The Nittany Lions had already become the first team to make the semifinals a year after losing 11 games, a turnaround from 3-11 that just edged 2001 Towson reaching the final weekend after going 3-10 a season earlier. And unlike four years ago, Penn State was never frazzled by the sport’s biggest stage or a faceoff disparity.
“At one point, I just turned to someone and said, ‘This is going to be a 60-minute bar fight,’ and it felt that way,” Danowski said. “It just felt like they were going to take a punch, we were going to take a punch, we were going to have to absorb a couple.”
While Duke flirted with opening things up when it took leads of 7-4 and 9-6, the Nittany Lions never let the Blue Devils get away. And despite some first-half turnovers, Malone doggedly kept the Penn State offense plugging away. His fifth goal pulled the Nittany Lions within 13-12 late in the third quarter.

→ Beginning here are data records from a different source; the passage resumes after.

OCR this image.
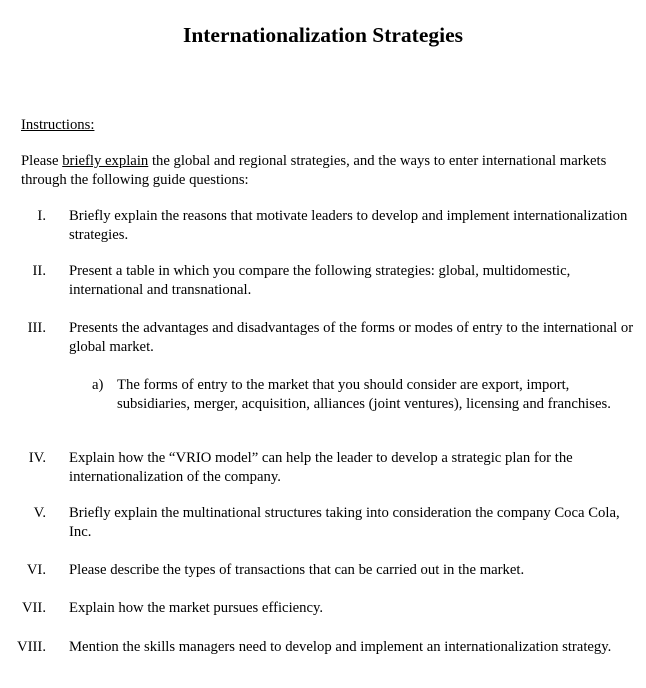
Internationalization Strategies
Instructions:
Please briefly explain the global and regional strategies, and the ways to enter international markets through the following guide questions:
I. Briefly explain the reasons that motivate leaders to develop and implement internationalization strategies.
II. Present a table in which you compare the following strategies: global, multidomestic, international and transnational.
III. Presents the advantages and disadvantages of the forms or modes of entry to the international or global market.
a) The forms of entry to the market that you should consider are export, import, subsidiaries, merger, acquisition, alliances (joint ventures), licensing and franchises.
IV. Explain how the “VRIO model” can help the leader to develop a strategic plan for the internationalization of the company.
V. Briefly explain the multinational structures taking into consideration the company Coca Cola, Inc.
VI. Please describe the types of transactions that can be carried out in the market.
VII. Explain how the market pursues efficiency.
VIII. Mention the skills managers need to develop and implement an internationalization strategy.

“We were exactly where we wanted to be,” Malone said. “We knew if we were close in that fourth quarter, they were going to start feeling the pressure, and that’s exactly where we wanted to be, and that’s where we play our best. We just couldn’t get over that edge.”
Yet Duke repeatedly summoned answers on offense from unconventional places. When Jake Morin finally knotted it at 13 with 9:35 to go off a Morin feed, Jadon Kerry delivered his first goal since February 17 less than a minute later. Winkoff’s goal with 6:26 remaining was answered 14 seconds later by Jake Naso, who had two goals and an assist to go with a 22-for-34 outing on faceoffs.
Malone scored the last goal of regulation with 5:07 to go, a finish that was part of Penn State’s brilliant 51.7-percent shooting day.
“I don’t know if it was our best game defensively or if Penn State just played lights out,” Danowski said.
Truth was, it was both a stellar day for the Nittany Lions’ offense and a rocky one for the Blue Devils’ defense. But Duke got the stop it needed most when it denied a shot on a 30-second man-down after Jake Caputo’s pushing penalty with 1:31 remaining. Penn State eventually committed a shot clock violation, handing it over to Duke for a possession that ended with Leadmon shooting wide of the cage as time expired.
Duke won the faceoff to open overtime, and the Blue Devils were content to run their offense rather than call timeout. Leadmon eventually took the ball around the cage, cut sharply to roll inside of short stick Grant Haus and wrapped a shot around Fracyon in what figures to be one of the most replayed goals of the season.
“I can’t imagine the hurt they’re feeling right now relative to our exhilaration,” Danowski said.
It was enough for Penn State to linger on the field a little longer than usual after a semifinal loss — probably a bit dazed, probably a bit angry, probably a bit unbelieving its turnaround season ended so abruptly.
And that maybe sometime down the road, that play would bring on a video review.
In 2023, it’s very clear. The rules don’t permit it.
“It was really tough to see how that ended,” Malone said, “but that’s how it happened.”